Layer 2: External delivery (Client Portal)

  • One portal per engagement
  • Portal reflects the client-visible subset of the engagement folder
  • Client always accesses through portal link, never through raw Drive link

The portal layer is what makes the internal structure robust. Because clients access through a portal, you can reorganise internal folders without breaking their access. And because the portal is organised by what makes sense to the client (not your internal taxonomy), they can find things too.

Enforcing the Standard

A naming convention that no one follows is useless. The two mechanisms that actually make standards stick:

Template everything. When a new engagement starts, duplicate a standard template folder (with all the subfolders already created and named). The team fills it in; they don't build it from scratch.

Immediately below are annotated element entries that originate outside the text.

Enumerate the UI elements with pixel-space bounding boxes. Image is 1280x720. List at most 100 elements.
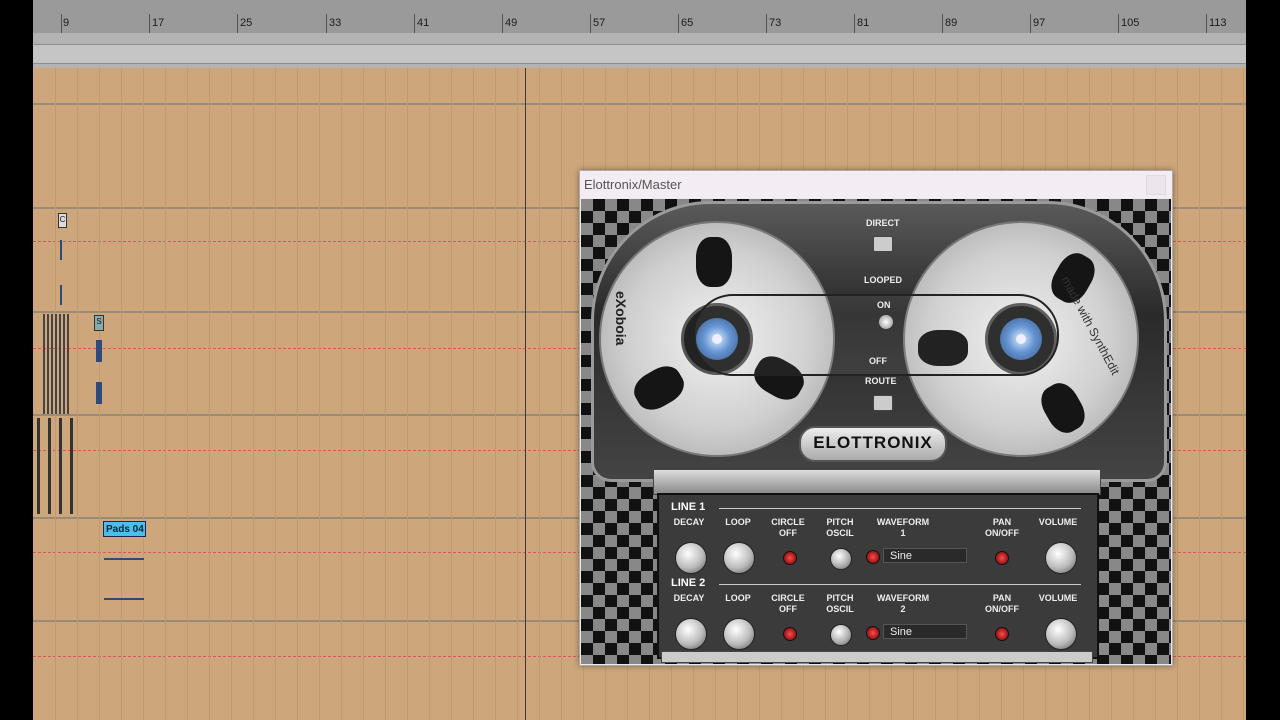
looped-label: LOOPED xyxy=(864,275,903,285)
waveform xyxy=(55,314,57,414)
line1-header: LINE 1 xyxy=(671,501,706,513)
grid-line xyxy=(407,68,408,720)
ruler-label: 25 xyxy=(240,17,253,29)
close-button[interactable] xyxy=(1146,175,1166,195)
line1-rule xyxy=(719,508,1081,509)
line2-waveform-select[interactable]: Sine xyxy=(883,624,967,639)
grid-line xyxy=(1221,68,1222,720)
grid-line xyxy=(209,68,210,720)
plugin-titlebar[interactable]: Elottronix/Master xyxy=(580,171,1172,198)
grid-line xyxy=(297,68,298,720)
grid-line xyxy=(495,68,496,720)
on-off-switch[interactable] xyxy=(879,315,893,329)
ruler-tick xyxy=(590,14,591,33)
ruler-tick xyxy=(942,14,943,33)
grid-line xyxy=(1243,68,1244,720)
ruler-tick xyxy=(766,14,767,33)
direct-looped-switch[interactable] xyxy=(873,236,893,252)
grid-line xyxy=(429,68,430,720)
ruler-label: 57 xyxy=(593,17,606,29)
line1-decay-label: DECAY xyxy=(673,517,705,527)
line2-loop-knob[interactable] xyxy=(723,618,755,650)
on-label: ON xyxy=(877,300,891,310)
loop-band xyxy=(33,44,1246,64)
reel-hole xyxy=(628,359,690,417)
left-margin xyxy=(0,0,33,720)
right-margin xyxy=(1246,0,1280,720)
line1-volume-knob[interactable] xyxy=(1045,542,1077,574)
line2-volume-label: VOLUME xyxy=(1038,593,1078,603)
grid-line xyxy=(517,68,518,720)
line1-pitch-knob[interactable] xyxy=(830,548,852,570)
grid-line xyxy=(1177,68,1178,720)
grid-line xyxy=(363,68,364,720)
plugin-content: eXoboia made with SynthEdit DIRECT LOOPE… xyxy=(581,199,1171,664)
ruler-label: 97 xyxy=(1033,17,1046,29)
grid-line xyxy=(561,68,562,720)
line1-pitch-label: PITCH OSCIL xyxy=(826,517,854,538)
line2-waveform-led[interactable] xyxy=(866,626,880,640)
waveform xyxy=(37,418,40,514)
ruler-tick xyxy=(414,14,415,33)
ruler-label: 65 xyxy=(681,17,694,29)
timeline-ruler[interactable]: 9 17 25 33 41 49 57 65 73 81 89 97 105 1… xyxy=(33,0,1246,34)
line2-header: LINE 2 xyxy=(671,577,706,589)
line2-pitch-knob[interactable] xyxy=(830,624,852,646)
line1-circle-led[interactable] xyxy=(783,551,797,565)
waveform xyxy=(96,340,102,362)
loop-region-bar[interactable] xyxy=(33,33,1246,68)
ruler-label: 41 xyxy=(417,17,430,29)
line2-circle-led[interactable] xyxy=(783,627,797,641)
ruler-tick xyxy=(678,14,679,33)
grid-line xyxy=(341,68,342,720)
line1-waveform-led[interactable] xyxy=(866,550,880,564)
playhead[interactable] xyxy=(525,68,526,720)
line1-decay-knob[interactable] xyxy=(675,542,707,574)
line2-pan-led[interactable] xyxy=(995,627,1009,641)
grid-line xyxy=(385,68,386,720)
pads-clip[interactable]: Pads 04 xyxy=(103,521,146,537)
line2-waveform-label: WAVEFORM 2 xyxy=(876,593,930,614)
grid-line xyxy=(539,68,540,720)
clip-marker[interactable]: C xyxy=(58,213,67,228)
grid-line xyxy=(77,68,78,720)
ruler-tick xyxy=(237,14,238,33)
route-switch[interactable] xyxy=(873,395,893,411)
ruler-label: 49 xyxy=(505,17,518,29)
waveform xyxy=(104,598,144,600)
ruler-tick xyxy=(1030,14,1031,33)
grid-line xyxy=(275,68,276,720)
grid-line xyxy=(143,68,144,720)
plugin-title: Elottronix/Master xyxy=(584,177,682,192)
waveform xyxy=(70,418,73,514)
line1-loop-knob[interactable] xyxy=(723,542,755,574)
ruler-label: 9 xyxy=(63,17,70,29)
line1-waveform-select[interactable]: Sine xyxy=(883,548,967,563)
waveform xyxy=(48,418,51,514)
exoboia-logo: eXoboia xyxy=(613,291,629,346)
plugin-window[interactable]: Elottronix/Master eXoboia made with Synt… xyxy=(579,170,1173,666)
grid-line xyxy=(165,68,166,720)
line2-volume-knob[interactable] xyxy=(1045,618,1077,650)
ruler-tick xyxy=(149,14,150,33)
ruler-label: 113 xyxy=(1209,17,1227,29)
line1-pan-led[interactable] xyxy=(995,551,1009,565)
grid-line xyxy=(473,68,474,720)
ruler-tick xyxy=(61,14,62,33)
clip-marker[interactable]: S xyxy=(94,315,104,331)
ruler-tick xyxy=(1206,14,1207,33)
line2-pan-label: PAN ON/OFF xyxy=(985,593,1019,614)
ruler-label: 33 xyxy=(329,17,342,29)
line2-pitch-label: PITCH OSCIL xyxy=(826,593,854,614)
waveform xyxy=(67,314,69,414)
route-label: ROUTE xyxy=(865,376,897,386)
reel-hole xyxy=(1034,377,1092,439)
line2-decay-knob[interactable] xyxy=(675,618,707,650)
ruler-label: 105 xyxy=(1121,17,1140,29)
line2-circle-label: CIRCLE OFF xyxy=(771,593,805,614)
line2-decay-label: DECAY xyxy=(673,593,705,603)
waveform xyxy=(47,314,49,414)
waveform xyxy=(104,558,144,560)
direct-label: DIRECT xyxy=(866,218,900,228)
waveform xyxy=(60,285,62,305)
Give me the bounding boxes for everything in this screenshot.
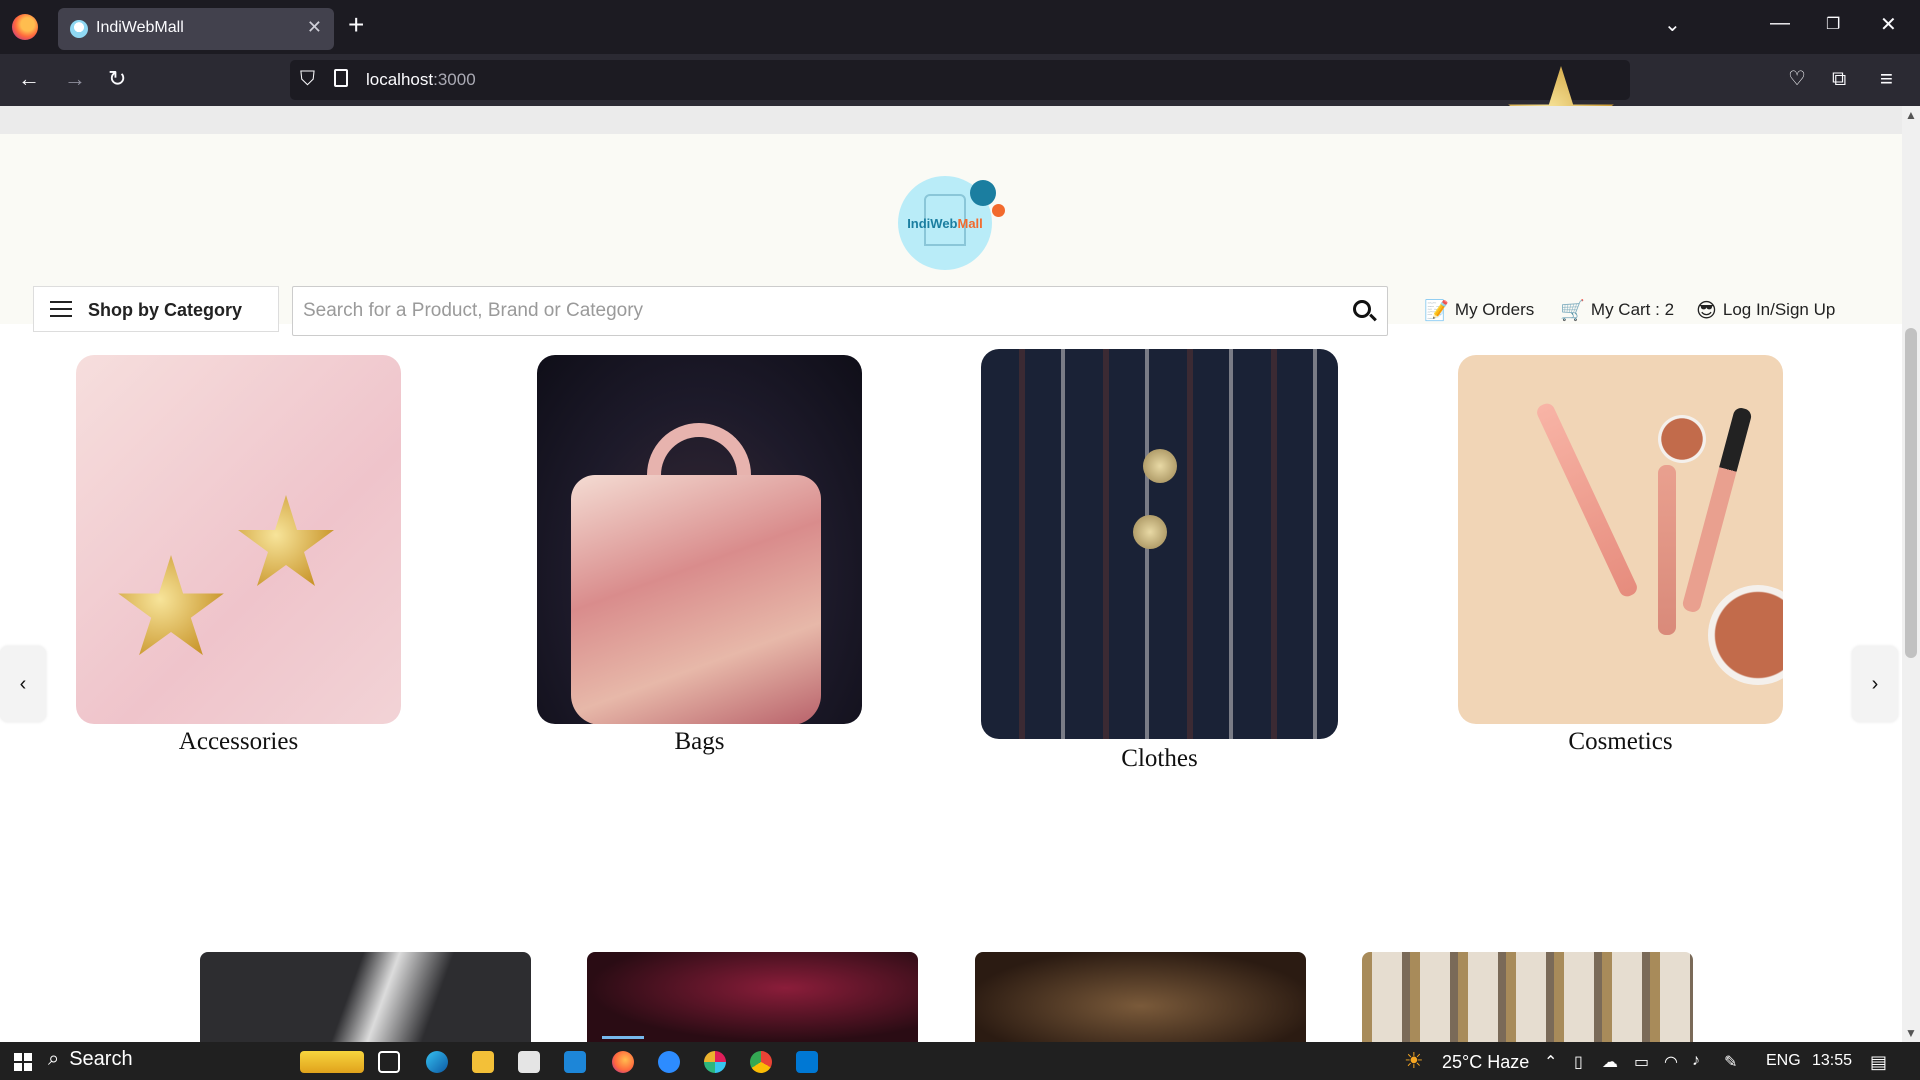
product-search (292, 286, 1388, 336)
product-card[interactable] (587, 952, 918, 1042)
url-text[interactable]: localhost:3000 (366, 70, 476, 90)
category-card-bags[interactable]: Bags (537, 355, 862, 756)
site-favicon-icon (70, 20, 88, 38)
pen-icon[interactable]: ✎ (1724, 1052, 1737, 1072)
search-input[interactable] (303, 295, 1313, 327)
category-card-cosmetics[interactable]: Cosmetics (1458, 355, 1783, 756)
category-card-clothes[interactable]: Clothes (981, 349, 1338, 773)
site-logo[interactable]: IndiWebMall (898, 176, 1005, 270)
logo-dot (970, 180, 996, 206)
chrome-icon[interactable] (750, 1051, 772, 1073)
taskbar-search[interactable]: ⌕ Search (48, 1048, 288, 1074)
weather-icon: ☀ (1404, 1048, 1424, 1073)
battery-icon[interactable]: ▭ (1634, 1052, 1649, 1072)
windows-start-icon[interactable] (14, 1053, 32, 1071)
site-header: IndiWebMall Shop by Category 📝My Orders … (0, 134, 1902, 336)
notifications-icon[interactable]: ▤ (1870, 1052, 1887, 1073)
sunglasses-face-icon: 😎 (1696, 300, 1717, 322)
scrollbar-thumb[interactable] (1905, 328, 1917, 658)
close-tab-icon[interactable]: ✕ (307, 17, 322, 38)
show-hidden-icons[interactable]: ⌃ (1544, 1052, 1557, 1072)
firefox-icon[interactable] (12, 14, 38, 40)
category-image (537, 355, 862, 724)
search-icon[interactable] (1353, 300, 1371, 318)
my-cart-link[interactable]: 🛒 My Cart : 2 (1560, 298, 1674, 323)
minimize-icon[interactable]: — (1770, 12, 1790, 35)
active-app-indicator (602, 1036, 644, 1039)
category-card-accessories[interactable]: Accessories (76, 355, 401, 756)
hamburger-icon (50, 301, 72, 317)
category-image (981, 349, 1338, 739)
windows-taskbar: ⌕ Search ☀ 25°C Haze ⌃ ▯ ☁ ▭ ◠ ♪ ✎ ENG 13… (0, 1042, 1920, 1080)
search-icon: ⌕ (48, 1048, 60, 1070)
task-view-icon[interactable] (378, 1051, 400, 1073)
list-tabs-icon[interactable]: ⌄ (1664, 12, 1681, 37)
wifi-icon[interactable]: ◠ (1664, 1052, 1678, 1072)
store-icon[interactable] (518, 1051, 540, 1073)
slack-icon[interactable] (704, 1051, 726, 1073)
address-bar[interactable]: ⛉ localhost:3000 ☆ (290, 60, 1630, 167)
category-label: Clothes (1121, 745, 1198, 772)
product-card[interactable] (200, 952, 531, 1042)
shop-by-category-label: Shop by Category (88, 300, 243, 320)
pocket-icon[interactable]: ♡ (1788, 66, 1806, 92)
orders-icon: 📝 (1424, 300, 1449, 322)
edge-icon[interactable] (426, 1051, 448, 1073)
file-explorer-icon[interactable] (472, 1051, 494, 1073)
tab-title: IndiWebMall (96, 19, 184, 36)
browser-tab-bar: IndiWebMall ✕ + ⌄ — ❐ ✕ (0, 0, 1920, 54)
extensions-icon[interactable]: ⧉ (1832, 66, 1846, 92)
weather-text[interactable]: 25°C Haze (1442, 1052, 1529, 1073)
category-label: Accessories (178, 728, 299, 755)
my-orders-link[interactable]: 📝 My Orders (1424, 298, 1534, 323)
mail-icon[interactable] (564, 1051, 586, 1073)
logo-text: IndiWebMall (907, 216, 983, 231)
clock[interactable]: 13:55 (1812, 1052, 1852, 1070)
tray-app-icon[interactable]: ▯ (1574, 1052, 1583, 1072)
shop-by-category-button[interactable]: Shop by Category (33, 286, 279, 332)
forward-icon[interactable]: → (64, 66, 86, 92)
vscode-icon[interactable] (796, 1051, 818, 1073)
category-label: Bags (674, 728, 725, 755)
onedrive-icon[interactable]: ☁ (1602, 1052, 1618, 1072)
cart-icon: 🛒 (1560, 300, 1585, 322)
login-signup-link[interactable]: 😎 Log In/Sign Up (1696, 298, 1835, 323)
page-scrollbar[interactable]: ▲ ▼ (1902, 106, 1920, 1042)
browser-tab[interactable]: IndiWebMall ✕ (58, 8, 334, 50)
category-label: Cosmetics (1568, 728, 1673, 755)
firefox-taskbar-icon[interactable] (612, 1051, 634, 1073)
page-info-icon[interactable] (334, 69, 348, 87)
back-icon[interactable]: ← (18, 66, 40, 92)
carousel-next-button[interactable]: › (1852, 646, 1898, 722)
browser-nav-bar: ← → ↻ ⛉ localhost:3000 ☆ ♡ ⧉ ≡ (0, 54, 1920, 167)
widget-image-icon[interactable] (300, 1051, 364, 1073)
logo-dot-small (992, 204, 1005, 217)
category-image (1458, 355, 1783, 724)
language-indicator[interactable]: ENG (1766, 1052, 1801, 1070)
tracking-shield-icon[interactable]: ⛉ (300, 68, 315, 91)
carousel-prev-button[interactable]: ‹ (0, 646, 46, 722)
new-tab-icon[interactable]: + (348, 10, 364, 40)
restore-icon[interactable]: ❐ (1826, 14, 1840, 34)
close-window-icon[interactable]: ✕ (1880, 12, 1897, 37)
top-band (0, 106, 1902, 134)
product-card[interactable] (1362, 952, 1693, 1042)
page-viewport: IndiWebMall Shop by Category 📝My Orders … (0, 106, 1920, 1042)
volume-icon[interactable]: ♪ (1692, 1052, 1700, 1070)
product-card[interactable] (975, 952, 1306, 1042)
zoom-icon[interactable] (658, 1051, 680, 1073)
reload-icon[interactable]: ↻ (108, 66, 126, 92)
category-image (76, 355, 401, 724)
menu-icon[interactable]: ≡ (1880, 66, 1893, 92)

Make the portal the canonical delivery channel. If everything goes through the portal, the team is incentivised to keep the internal structure correct — because if it's wrong, the portal breaks.

The question "where is that file?" should always have the same answer: "in the engagement folder, in the appropriate subfolder, labelled by date and type." If it doesn't, the system needs another round of enforcement.


Frequently Asked Questions

What is the best folder structure for a marketing agency?

A clean three-level structure works for most agencies: Client → Engagement → Document Type. Within document type, use a consistent naming convention: date, document type, version. Apply it as a template so every new engagement starts with the structure already in place.

How do you get an entire marketing team to follow a consistent naming convention?

Template enforcement is more reliable than policy enforcement. If every engagement folder is created from a template that already has the naming convention baked in, team members follow it by default rather than by discipline. Pair this with a brief onboarding session for new team members and periodic folder audits.

How does a client portal help with internal document organisation?

A client portal creates a forcing function: if the internal folder structure isn't organised and correctly labelled, the portal either breaks or delivers a poor client experience. This makes good internal organisation a client-experience requirement rather than just an internal preference — which gives it much more organisational priority.